В линейной части тоже освоился быстро. Была такая забава – в добротных зелёных ящиках с белоснежным нутром, в укромном уголке отыскивали бойцы адреса в/ч, где загружали снаряды. Эта была добыча «дембелей». Право первого письма укладчице, пославшей весточку «отличнику б/п подготовки», принадлежало им. Это неписаное правило выполнялось неукоснительно, появилось давно, командиры о нём знали, но смотрели сквозь пальцы: лишь бы не в «самоход» по ночам бойцы уходили в поисках приключений «на свою задницу».
Алексей как-то поддался на уговоры и помог Сяве, весёлому богатырю-белорусу, написать соискательнице вычурное «письмо-фонтан», полное стихов, намёков и авансов, и – переписка завертелась нешуточная.
Сява подарил Алексею банку сгущёнки из военторга части. На пятом письме всё заглохло, потому что надо было решать – ехать знакомиться бравому старшине на Алтай или нет! Так бурно закрутилась эта «мыльная опера». И Сява дал отбой. Однако вспоминал часто, с удовольствием, и это имело продолжение: молва разнеслась по части, и Алексей успешно эксплуатировал свои «литературные таланты» за скромные приношения от очередного «дедушки».
Бывало это обычно вечером, перед отбоем, после подшивки подворотничков. Он ложился на кровать без ремня, расстёгивал верхнюю пуговицу гимнастёрки, закладывал руки за голову. Увлекаясь, набирал хороший темп и сходу диктовал писарю Максу очередную любовную «пену», удивляясь про себя, что так легко можно завлечь чужих, далёких девиц, словно любопытных куриц, на эту глупость.

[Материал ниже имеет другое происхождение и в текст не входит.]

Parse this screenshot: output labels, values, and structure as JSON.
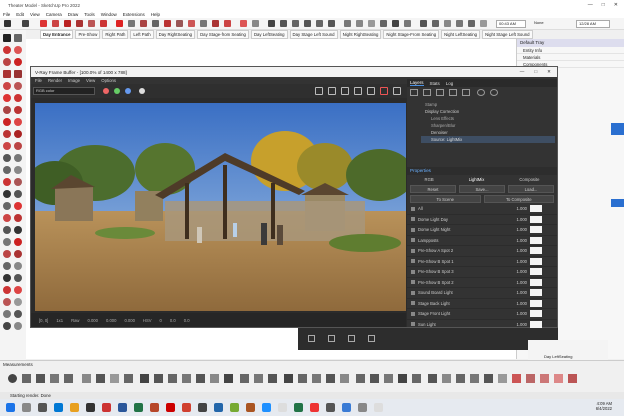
{
  "window": {
    "title": "Theater Model - SketchUp Pro 2022"
  },
  "menubar": {
    "items": [
      "File",
      "Edit",
      "View",
      "Camera",
      "Draw",
      "Tools",
      "Window",
      "Extensions",
      "Help"
    ]
  },
  "toolbar": {
    "time": "00:43 AM",
    "shadow": "None",
    "date": "12/28 AM"
  },
  "scene_tabs": [
    "Day Entrance",
    "Pre-Show",
    "Right Path",
    "Left Path",
    "Day RightSeating",
    "Day Stage-from Seating",
    "Day LeftSeating",
    "Day Stage Left Sound",
    "Night RightSeating",
    "Night Stage-From Seating",
    "Night LeftSeating",
    "Night Stage Left Sound"
  ],
  "tray": {
    "title": "Default Tray",
    "items": [
      "Entity Info",
      "Materials",
      "Components"
    ]
  },
  "vfb": {
    "title": "V-Ray Frame Buffer - [100.0% of 1400 x 788]",
    "menu": [
      "File",
      "Render",
      "Image",
      "View",
      "Options"
    ],
    "channel": "RGB color",
    "status": [
      "[0, 0]",
      "1x1",
      "Raw",
      "0.000",
      "0.000",
      "0.000",
      "HSV",
      "0",
      "0.0",
      "0.0"
    ],
    "panel": {
      "tabs": [
        "Layers",
        "Stats",
        "Log"
      ],
      "layers": [
        "Stamp",
        "Display Correction",
        "Lens Effects",
        "Sharpen/Blur",
        "Denoiser",
        "Source: LightMix"
      ],
      "properties_title": "Properties",
      "mode_options": [
        "RGB",
        "LightMix",
        "Composite"
      ],
      "buttons": [
        "Reset",
        "Save...",
        "Load..."
      ],
      "scene_buttons": [
        "To Scene",
        "To Composite"
      ],
      "lights": [
        {
          "name": "All",
          "value": "1.000"
        },
        {
          "name": "Dome Light Day",
          "value": "1.000"
        },
        {
          "name": "Dome Light Night",
          "value": "1.000"
        },
        {
          "name": "Lampposts",
          "value": "1.000"
        },
        {
          "name": "Pre-Show A Spot 2",
          "value": "1.000"
        },
        {
          "name": "Pre-Show B Spot 1",
          "value": "1.000"
        },
        {
          "name": "Pre-Show B Spot 3",
          "value": "1.000"
        },
        {
          "name": "Pre-Show B Spot 2",
          "value": "1.000"
        },
        {
          "name": "Sound Board Light",
          "value": "1.000"
        },
        {
          "name": "Stage Back Light",
          "value": "1.000"
        },
        {
          "name": "Stage Front Light",
          "value": "1.000"
        },
        {
          "name": "Sun Light",
          "value": "1.000"
        }
      ]
    }
  },
  "scene_info": {
    "label": "Day LeftSeating"
  },
  "measurements": {
    "label": "Measurements"
  },
  "status": {
    "text": "Starting render. Done"
  },
  "taskbar": {
    "time": "4:09 AM",
    "date": "6/4/2022"
  },
  "colors": {
    "accent": "#4a90e2",
    "panel_bg": "#333333",
    "sky_top": "#3a6fc4"
  }
}
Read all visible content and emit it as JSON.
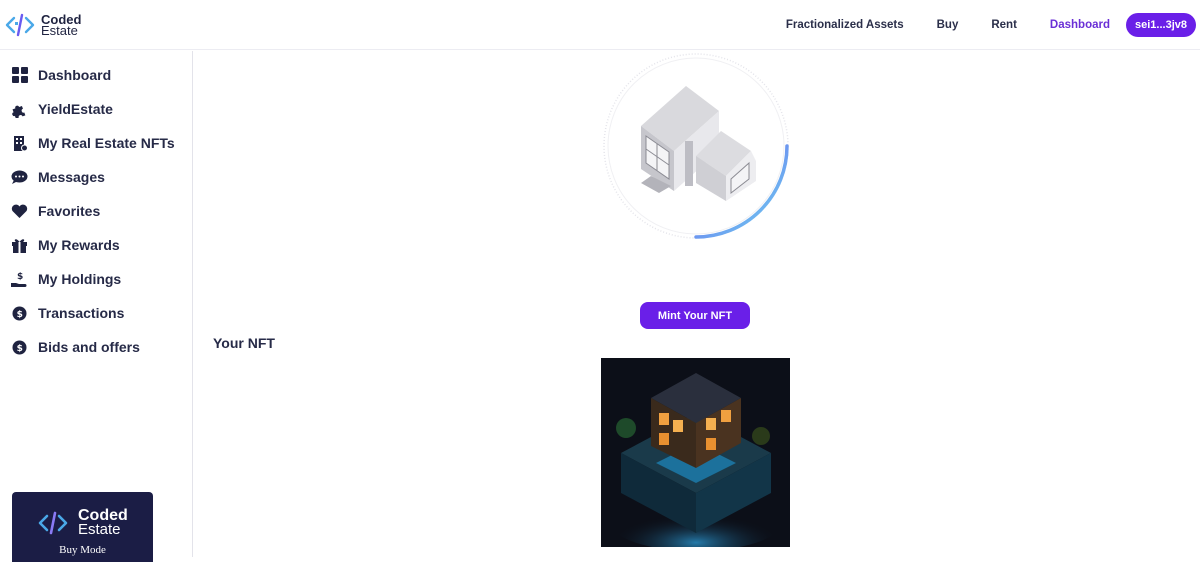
{
  "brand": {
    "line1": "Coded",
    "line2": "Estate"
  },
  "nav": {
    "items": [
      "Fractionalized Assets",
      "Buy",
      "Rent",
      "Dashboard"
    ],
    "active": "Dashboard",
    "wallet": "sei1...3jv8"
  },
  "sidebar": {
    "items": [
      {
        "label": "Dashboard",
        "icon": "grid-icon"
      },
      {
        "label": "YieldEstate",
        "icon": "puzzle-icon"
      },
      {
        "label": "My Real Estate NFTs",
        "icon": "building-icon"
      },
      {
        "label": "Messages",
        "icon": "chat-icon"
      },
      {
        "label": "Favorites",
        "icon": "heart-icon"
      },
      {
        "label": "My Rewards",
        "icon": "gift-icon"
      },
      {
        "label": "My Holdings",
        "icon": "hand-dollar-icon"
      },
      {
        "label": "Transactions",
        "icon": "coin-icon"
      },
      {
        "label": "Bids and offers",
        "icon": "coin-icon"
      }
    ],
    "mode_card": {
      "line1": "Coded",
      "line2": "Estate",
      "mode": "Buy Mode"
    }
  },
  "main": {
    "mint_button": "Mint Your NFT",
    "your_nft_heading": "Your NFT"
  },
  "colors": {
    "accent": "#6a1fe8",
    "nav_active": "#6a2fd6",
    "text": "#262a47",
    "card_bg": "#1b1d45"
  }
}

– Что не сделаешь от скуки! А уж тем более – армейской! – решил он однажды. – И напишешь, и прочтёшь, и вдохновишься, и ответишь. Глупость двигает людьми.
Почерк у Макса был каллиграфический, лёгкий и красивый, и он тоже получал своих «борзых щенков» от довольных дембелей. Потел от усердия, каплюшку с кончика носа смахивал и постоянно упрашивал:
– Лёха, слышь – не гони, а, не на марше! Тормозни чуток! Надо же красиво оформить! Я же не печатная машина!
Вокруг на табуретках сидели «заказчики», дальше толпились «салабоны», и было это похоже на современный вариант известной картины, только вместо запорожцев веселился от души личный состав, восхищаясь тем, как ловко и без малейшей «затыки» Алексей сходу складывает целые «поэмы».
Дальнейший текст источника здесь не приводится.